Aさんは入国管理局に対して難民申請を届け出ていたのですが、ある日のこと、その申請が却下され、Aさんが収監されてしまったことを知りました。すぐに知り合いの国会議員や弁護士に相談を持ち掛けたのですが、救出の手立ては見つかりません。結局、唯一明らかになったのは、私が身元引受人になることでAさんを解放できるということでした。

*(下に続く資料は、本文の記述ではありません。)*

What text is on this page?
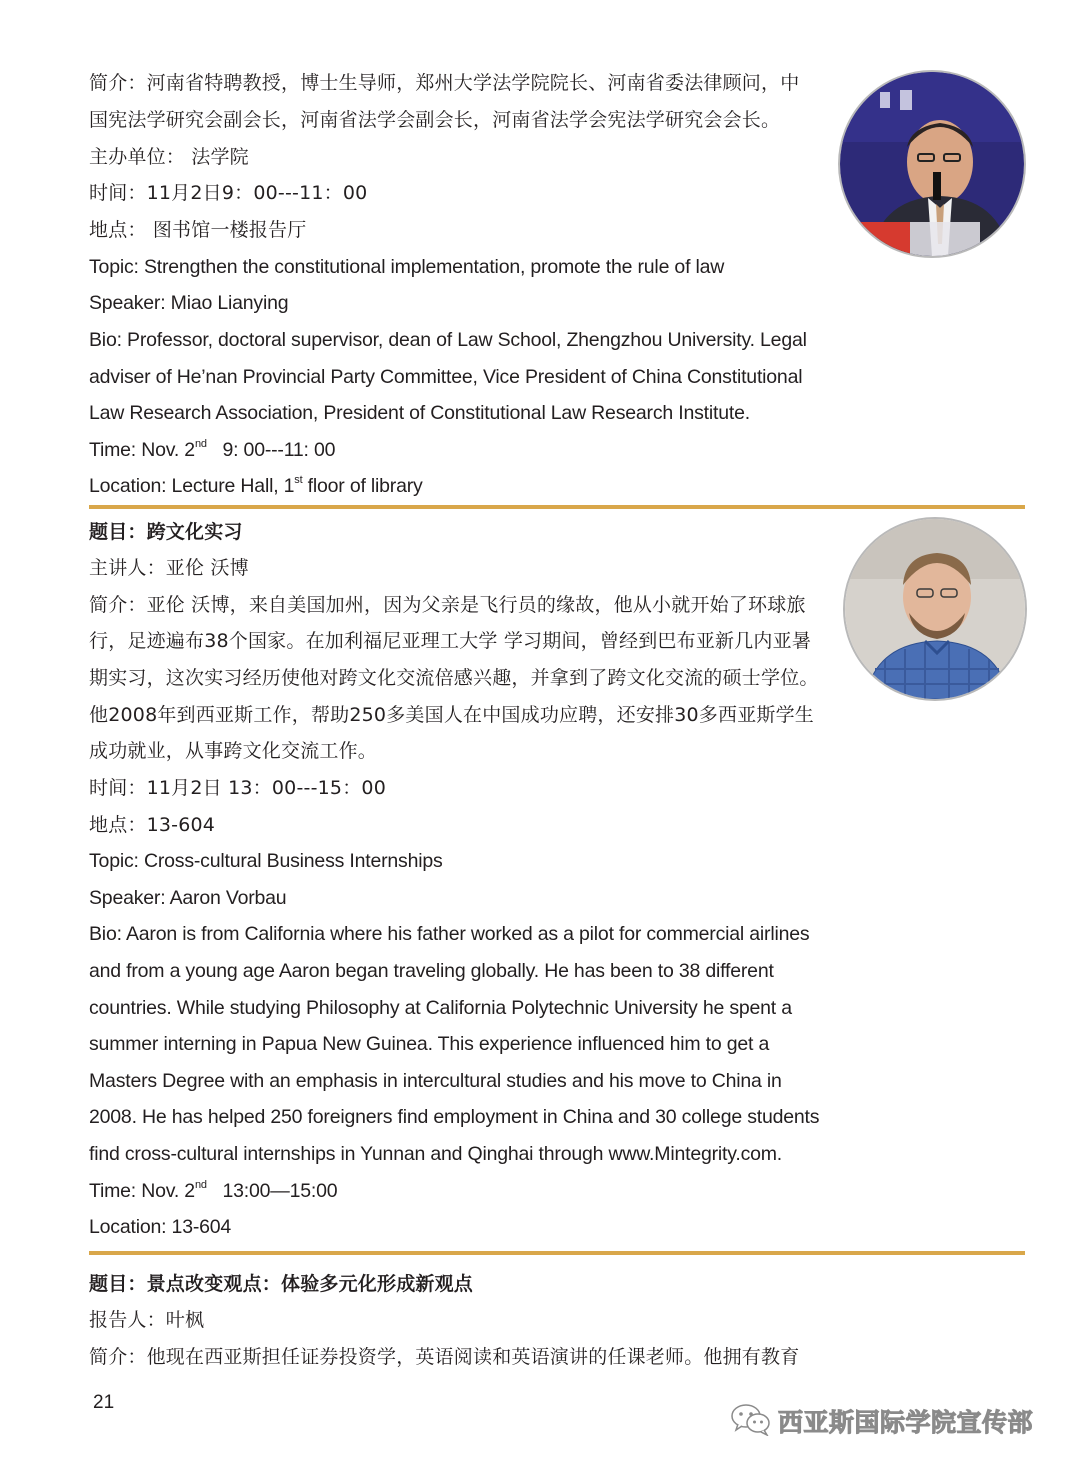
简介：河南省特聘教授，博士生导师，郑州大学法学院院长、河南省委法律顾问，中

国宪法学研究会副会长，河南省法学会副会长，河南省法学会宪法学研究会会长。

主办单位： 法学院

时间：11月2日9：00---11：00

地点： 图书馆一楼报告厅

Topic: Strengthen the constitutional implementation, promote the rule of law

Speaker: Miao Lianying

Bio: Professor, doctoral supervisor, dean of Law School, Zhengzhou University. Legal

adviser of He’nan Provincial Party Committee, Vice President of China Constitutional

Law Research Association, President of Constitutional Law Research Institute.

Time: Nov. 2nd   9: 00---11: 00

Location: Lecture Hall, 1st floor of library

题目：跨文化实习

主讲人：亚伦 沃博

简介：亚伦 沃博，来自美国加州，因为父亲是飞行员的缘故，他从小就开始了环球旅

行，足迹遍布38个国家。在加利福尼亚理工大学 学习期间，曾经到巴布亚新几内亚暑

期实习，这次实习经历使他对跨文化交流倍感兴趣，并拿到了跨文化交流的硕士学位。

他2008年到西亚斯工作，帮助250多美国人在中国成功应聘，还安排30多西亚斯学生

成功就业，从事跨文化交流工作。

时间：11月2日 13：00---15：00

地点：13-604

Topic: Cross-cultural Business Internships

Speaker: Aaron Vorbau

Bio: Aaron is from California where his father worked as a pilot for commercial airlines

and from a young age Aaron began traveling globally. He has been to 38 different

countries. While studying Philosophy at California Polytechnic University he spent a

summer interning in Papua New Guinea. This experience influenced him to get a

Masters Degree with an emphasis in intercultural studies and his move to China in

2008. He has helped 250 foreigners find employment in China and 30 college students

find cross-cultural internships in Yunnan and Qinghai through www.Mintegrity.com.

Time: Nov. 2nd   13:00—15:00

Location: 13-604

题目：景点改变观点：体验多元化形成新观点

报告人：叶枫

简介：他现在西亚斯担任证券投资学，英语阅读和英语演讲的任课老师。他拥有教育

21
西亚斯国际学院宣传部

記者:中国や日本の政府機関からの反応はありましたか?

丸山氏:中国大使館からは特に何もコンタクトはありませんでした。もちろん日本の入国管理局からは根掘り葉掘り聞かれましたけどね(笑)。最後には私が身元を引き受けることで特に問題はありませんでした。

その後も、Aさんに代わって絵画の展示イベント会場を抑えたり、医療ツーリズムに関する映画の上映会を逗子市で開催したりしました。逗子市の公民館は、逗子市市民にしか使用許可を出しませんからね。

記者:先生のご家族から反対は声はあったのでしょうか?

丸山氏:家族には「自分はいつ死ぬか分からない」と言っているので大丈夫です(笑)。それに、Aさんや仲間の方も良い方ばかりだったので、私には何の心配もありませんでした。

また、いち政治家として申し上げれば、高齢化社会を迎える日本では臓器移植の需要は高まる一方です。臓器移植や移植ツーリズムに関する法整備については、市議会議員としても無関心ではいられません。

記者:「移植ツーリズム」のどういった点が問題なのでしょうか?

丸山氏:日本人が知らずの間に犯罪に加担してしまう可能性がある点です。移植ツーリズムにおける臓器の提供元は「良心の囚人」であると言われています。つまり、中国本土で共産党から「邪教の信者である」と認定された人々が、その意に反して臓器を提供せざるを得ない状況に置かれているということです。

仮に、中国で臓器移植手術を受けた日本人がいるとして、その方が、自分が提供された臓器にそのような犠牲があったと知った場合、どのように感じるでしょうか?人道的に問題のある医療行為に加担したことを後悔すると思いませんか?

その他、私は地方自治法第99条に基づき、適切な臓器移植の環境整備を求めるべく、逗子市議会において国会に対する意見書を作成し、その採決を主導しました。また、ほかの自治体でも同意見書の採決を推進するため「SMG地方議員ネットワーク」で活動を行っています。

とにかく、私は多くの日本人に「中国でひどい目に遭っている人がいる」ことを知ってほしいのです。日本人が無関心から目覚め良心を発揮することを、私は心より願っています。

(今野秀樹)

2018年8月5日に内容を修正しました。